In evaluating the performance of the various models, several metrics are employed, including Root Mean Squared Error (RMSE), Mean Absolute Error (MAE), Mean Absolute Percentage Error (MAPE). These criteria not only quantify forecast accuracy but also facilitate the comparative analysis between univariate and multivariate configurations. The results show that the forecasting accuracy is the highest for DWT-LSTM (a MAPE value of 5.41%) followed by multivariate LSTM (a MAPE value of 6.32%), DWT- Transformer (a MAPE value of 7.01%), ARIMA (8.88%), univariate LSTM (11.19%) and finally VAR (11.97%). The results consistently through other metrices show that, while traditional ARIMA models provide a baseline level of accuracy, advanced models, particularly the hybrid LSTM approach, offer superior performance over all other models in capturing both long-term trends and short-term fluctuations.

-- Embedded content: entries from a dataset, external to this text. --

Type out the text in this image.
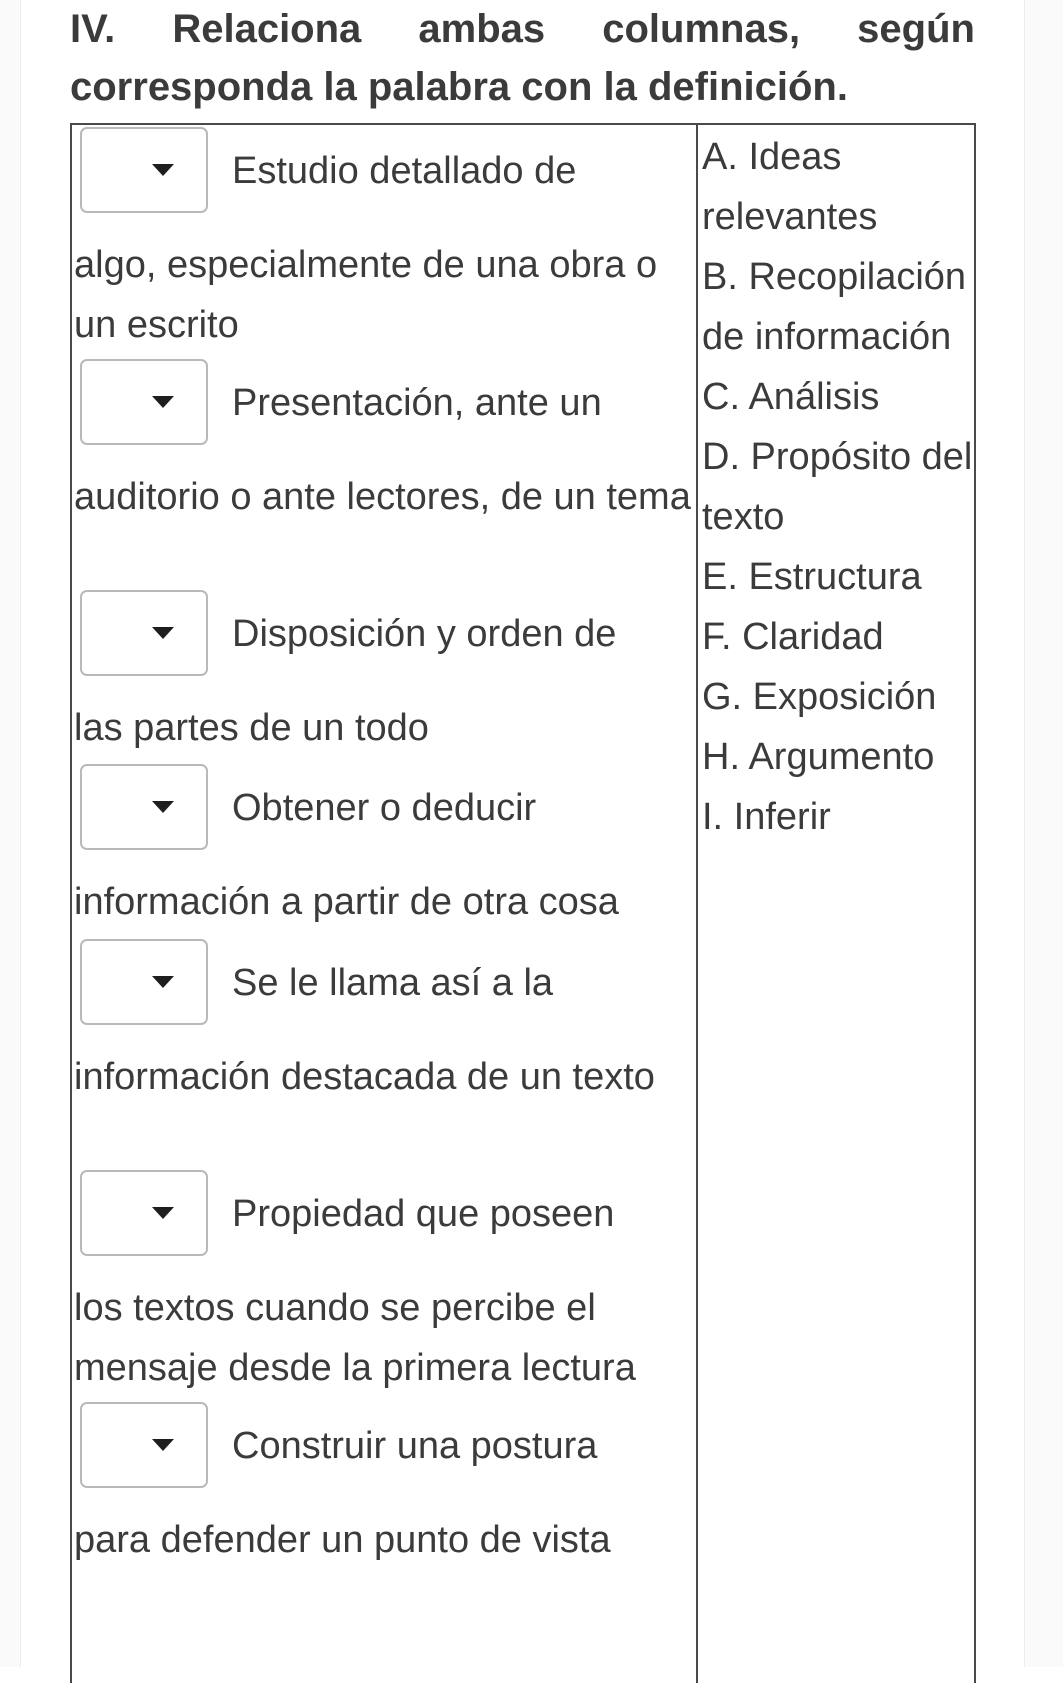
IV. Relaciona ambas columnas, según
corresponda la palabra con la definición.
Estudio detallado de
algo, especialmente de una obra o un escrito
Presentación, ante un
auditorio o ante lectores, de un tema
Disposición y orden de
las partes de un todo
Obtener o deducir
información a partir de otra cosa
Se le llama así a la
información destacada de un texto
Propiedad que poseen
los textos cuando se percibe el mensaje desde la primera lectura
Construir una postura
para defender un punto de vista
A. Ideas relevantes
B. Recopilación de información
C. Análisis
D. Propósito del texto
E. Estructura
F. Claridad
G. Exposición
H. Argumento
I. Inferir
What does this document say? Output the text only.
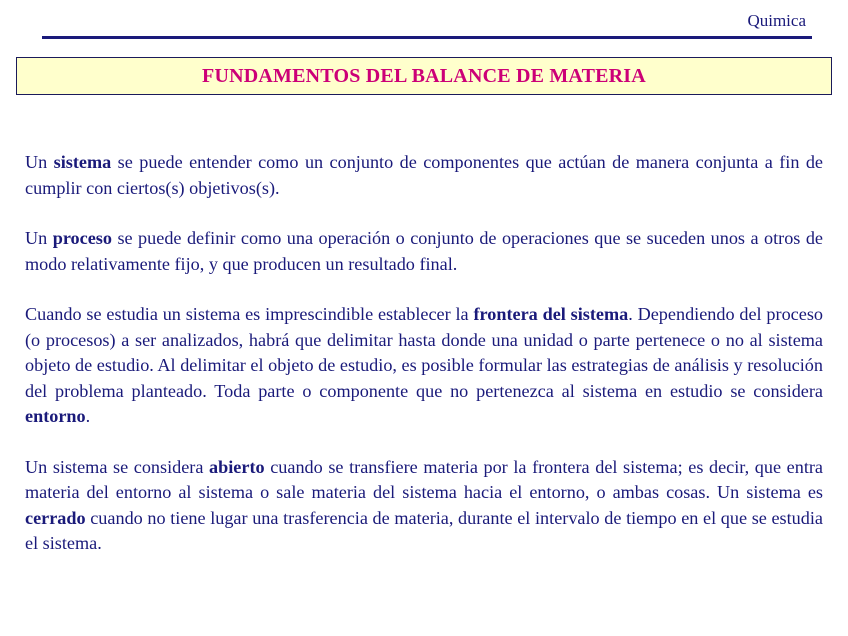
Quimica
FUNDAMENTOS DEL BALANCE DE MATERIA

Un sistema se puede entender como un conjunto de componentes que actúan de manera conjunta a fin de cumplir con ciertos(s) objetivos(s).

Un proceso se puede definir como una operación o conjunto de operaciones que se suceden unos a otros de modo relativamente fijo, y que producen un resultado final.

Cuando se estudia un sistema es imprescindible establecer la frontera del sistema. Dependiendo del proceso (o procesos) a ser analizados, habrá que delimitar hasta donde una unidad o parte pertenece o no al sistema objeto de estudio. Al delimitar el objeto de estudio, es posible formular las estrategias de análisis y resolución del problema planteado. Toda parte o componente que no pertenezca al sistema en estudio se considera entorno.

Un sistema se considera abierto cuando se transfiere materia por la frontera del sistema; es decir, que entra materia del entorno al sistema o sale materia del sistema hacia el entorno, o ambas cosas. Un sistema es cerrado cuando no tiene lugar una trasferencia de materia, durante el intervalo de tiempo en el que se estudia el sistema.
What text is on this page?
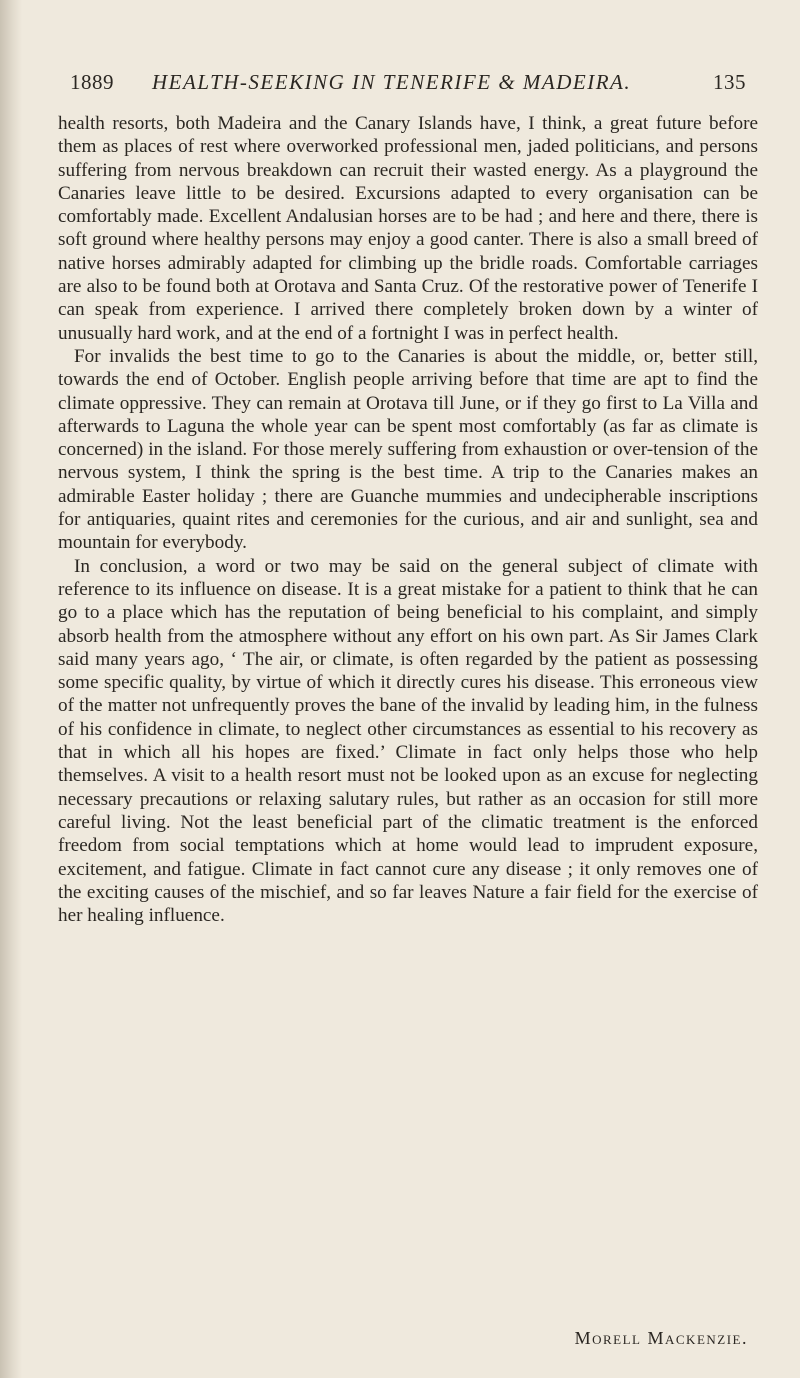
1889 HEALTH-SEEKING IN TENERIFE & MADEIRA.	135

health resorts, both Madeira and the Canary Islands have, I think, a great future before them as places of rest where overworked professional men, jaded politicians, and persons suffering from nervous breakdown can recruit their wasted energy. As a playground the Canaries leave little to be desired. Excursions adapted to every organisation can be comfortably made. Excellent Andalusian horses are to be had ; and here and there, there is soft ground where healthy persons may enjoy a good canter. There is also a small breed of native horses admirably adapted for climbing up the bridle roads. Comfortable carriages are also to be found both at Orotava and Santa Cruz. Of the restorative power of Tenerife I can speak from experience. I arrived there completely broken down by a winter of unusually hard work, and at the end of a fortnight I was in perfect health.

For invalids the best time to go to the Canaries is about the middle, or, better still, towards the end of October. English people arriving before that time are apt to find the climate oppressive. They can remain at Orotava till June, or if they go first to La Villa and afterwards to Laguna the whole year can be spent most comfortably (as far as climate is concerned) in the island. For those merely suffering from exhaustion or over-tension of the nervous system, I think the spring is the best time. A trip to the Canaries makes an admirable Easter holiday ; there are Guanche mummies and undecipherable inscriptions for antiquaries, quaint rites and ceremonies for the curious, and air and sunlight, sea and mountain for everybody.

In conclusion, a word or two may be said on the general subject of climate with reference to its influence on disease. It is a great mistake for a patient to think that he can go to a place which has the reputation of being beneficial to his complaint, and simply absorb health from the atmosphere without any effort on his own part. As Sir James Clark said many years ago, ‘ The air, or climate, is often regarded by the patient as possessing some specific quality, by virtue of which it directly cures his disease. This erroneous view of the matter not unfrequently proves the bane of the invalid by leading him, in the fulness of his confidence in climate, to neglect other circumstances as essential to his recovery as that in which all his hopes are fixed.’ Climate in fact only helps those who help themselves. A visit to a health resort must not be looked upon as an excuse for neglecting necessary precautions or relaxing salutary rules, but rather as an occasion for still more careful living. Not the least beneficial part of the climatic treatment is the enforced freedom from social temptations which at home would lead to imprudent exposure, excitement, and fatigue. Climate in fact cannot cure any disease ; it only removes one of the exciting causes of the mischief, and so far leaves Nature a fair field for the exercise of her healing influence.

Morell Mackenzie.
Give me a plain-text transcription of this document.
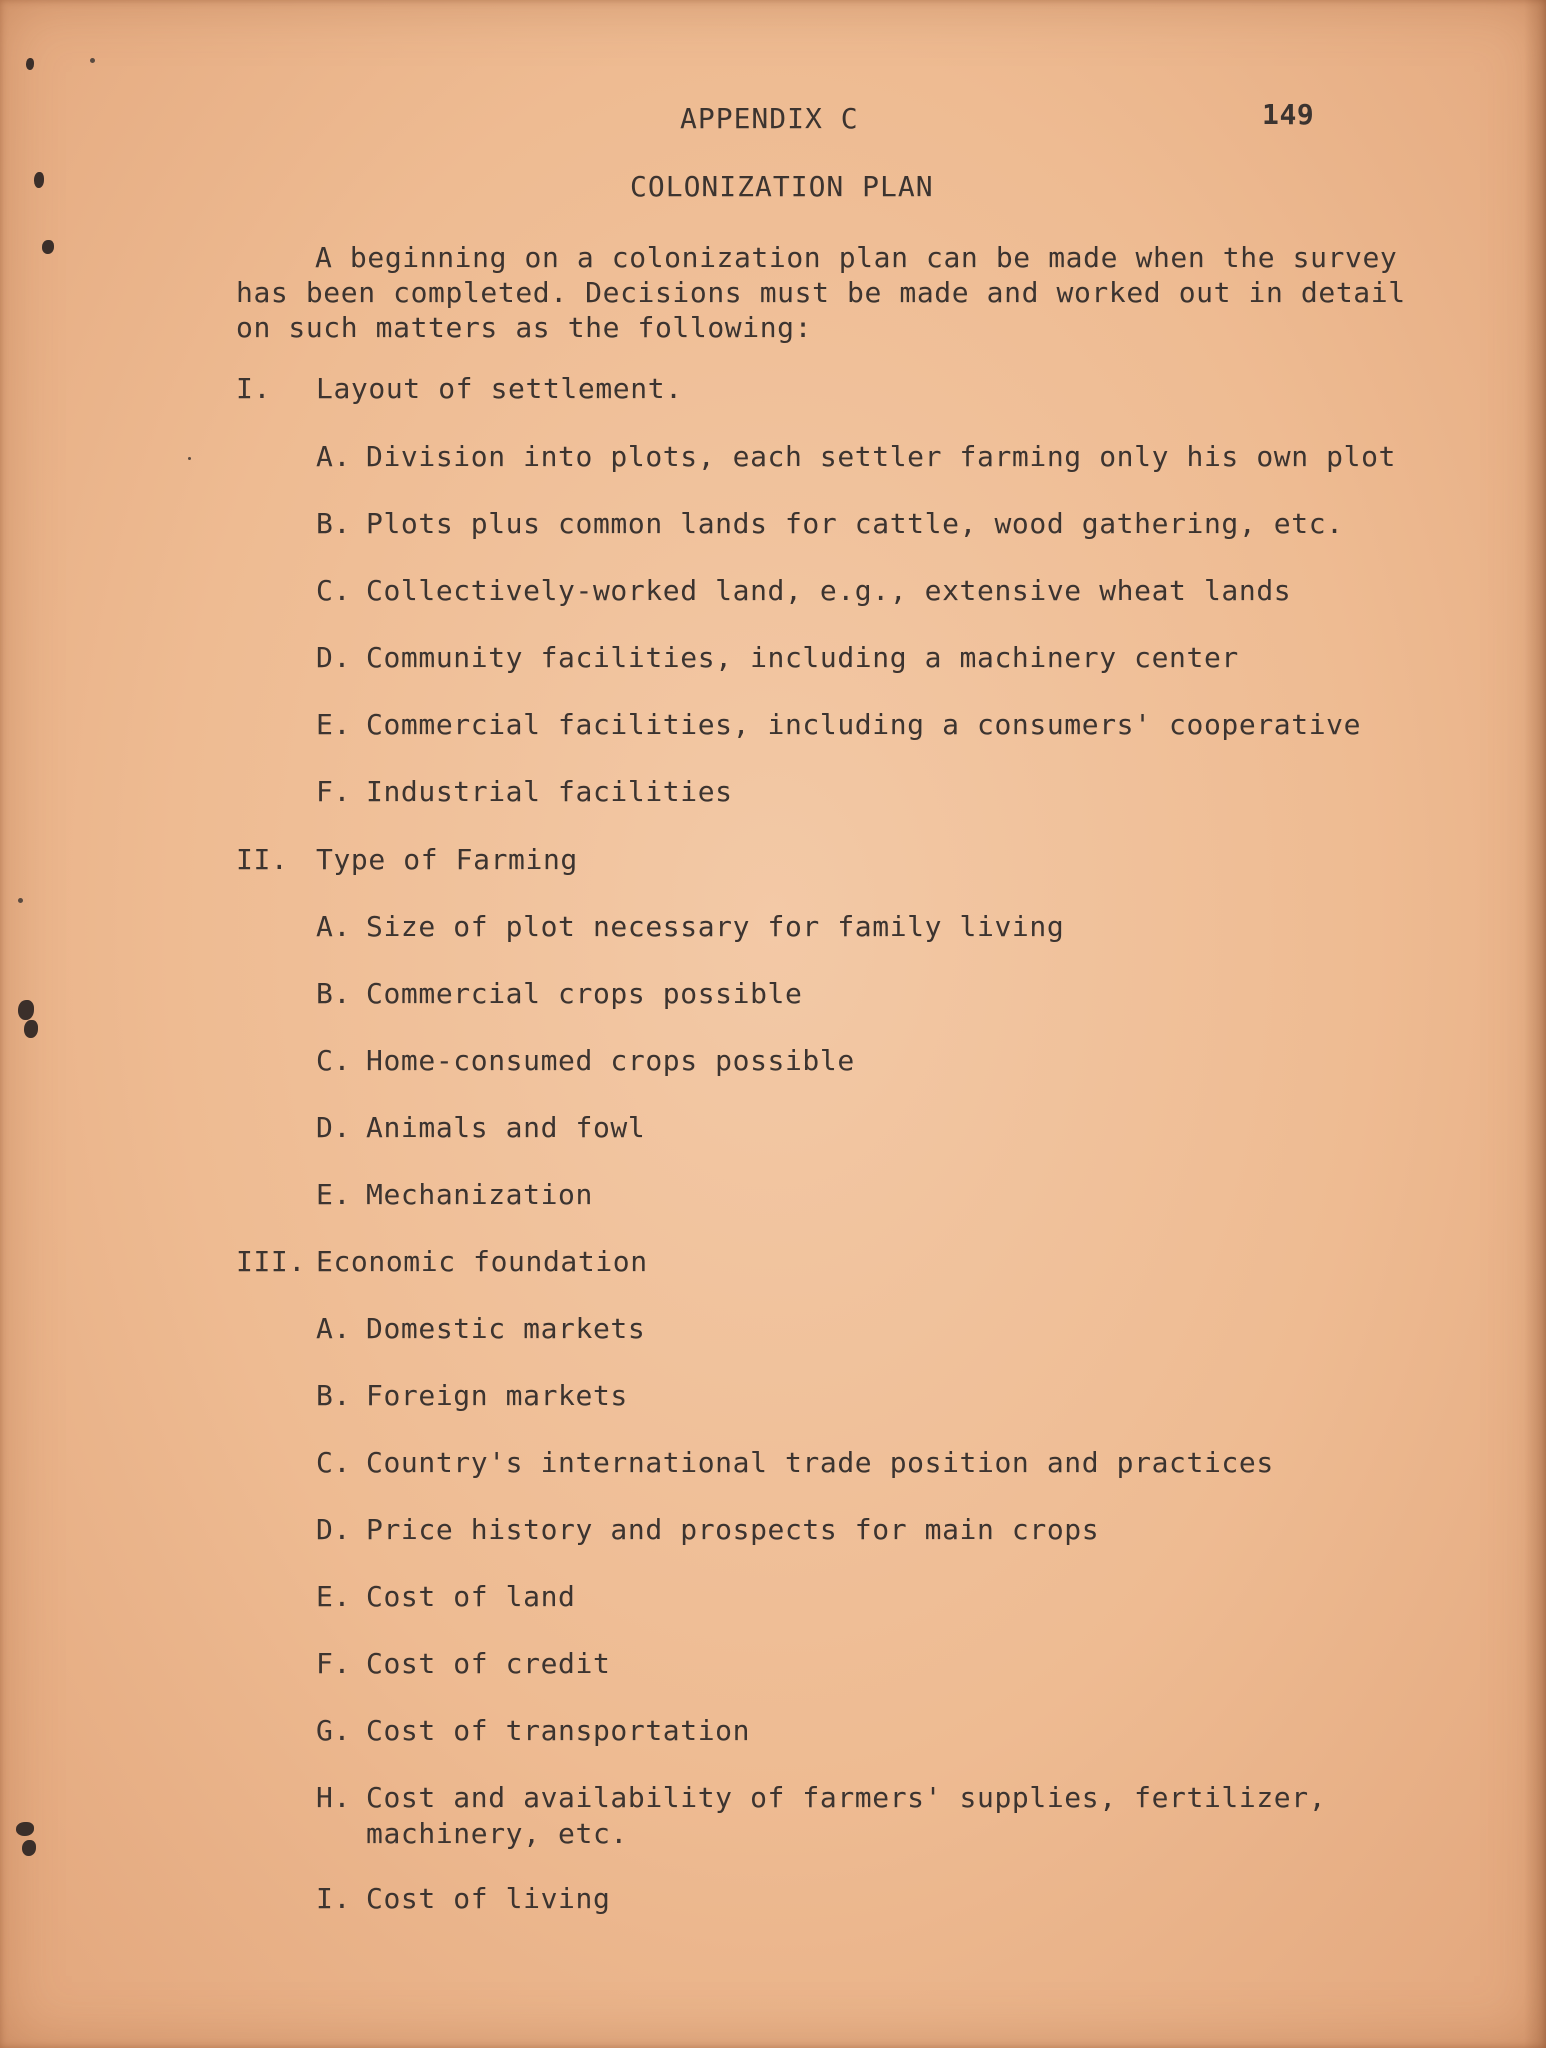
APPENDIX C	149
COLONIZATION PLAN

A beginning on a colonization plan can be made when the survey

has been completed. Decisions must be made and worked out in detail

on such matters as the following:

I.	Layout of settlement.
A. Division into plots, each settler farming only his own plot
B. Plots plus common lands for cattle, wood gathering, etc.
C. Collectively-worked land, e.g., extensive wheat lands
D. Community facilities, including a machinery center
E. Commercial facilities, including a consumers' cooperative
F. Industrial facilities
II. Type of Farming
A. Size of plot necessary for family living
B. Commercial crops possible
C. Home-consumed crops possible
D. Animals and fowl
E. Mechanization
III. Economic foundation
A. Domestic markets
B. Foreign markets
C. Country's international trade position and practices
D. Price history and prospects for main crops
E. Cost of land
F. Cost of credit
G. Cost of transportation
H. Cost and availability of farmers' supplies, fertilizer,
machinery, etc.
I. Cost of living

The findings from this research offer some meaningful takeaways for port authorities and logistics planners. When forecasting is more accurate, it becomes easier to manage resources, schedule operations, and respond to demand shifts without unnecessary delays or bottlenecks. One particularly interesting insight is the presence of chaotic patterns in the cargo data. This suggests that the system is not just noisy or random rather it may actually follow a complex but deterministic path, which means sudden shifts could happen even when things seem stable. That kind of behavior makes a strong case for using adaptive strategies in port management, especially in environments as unpredictable as global trade. From an academic perspective, this study shows how blending machine learning techniques with tools from chaos theory can open up new ways of modeling complex logistics systems. Comparing univariate and multivariate models revealed that hybrid setups especially when paired with wavelet decomposition can capture more nuance and deliver better forecasts. Adding macroeconomic indicators like GDP, import, and export values added another layer of depth, helping to explain some of the broader trends behind cargo movements. And the chaos analysis, though more abstract, offered a deeper look into the structural behavior of the system over time.
In short, this thesis tries to bridge the gap between technical modeling and real-world application. It not only contributes to ongoing research in forecasting methods but also provides actionable insights that could genuinely help improve how ports operate in uncertain and dynamic conditions.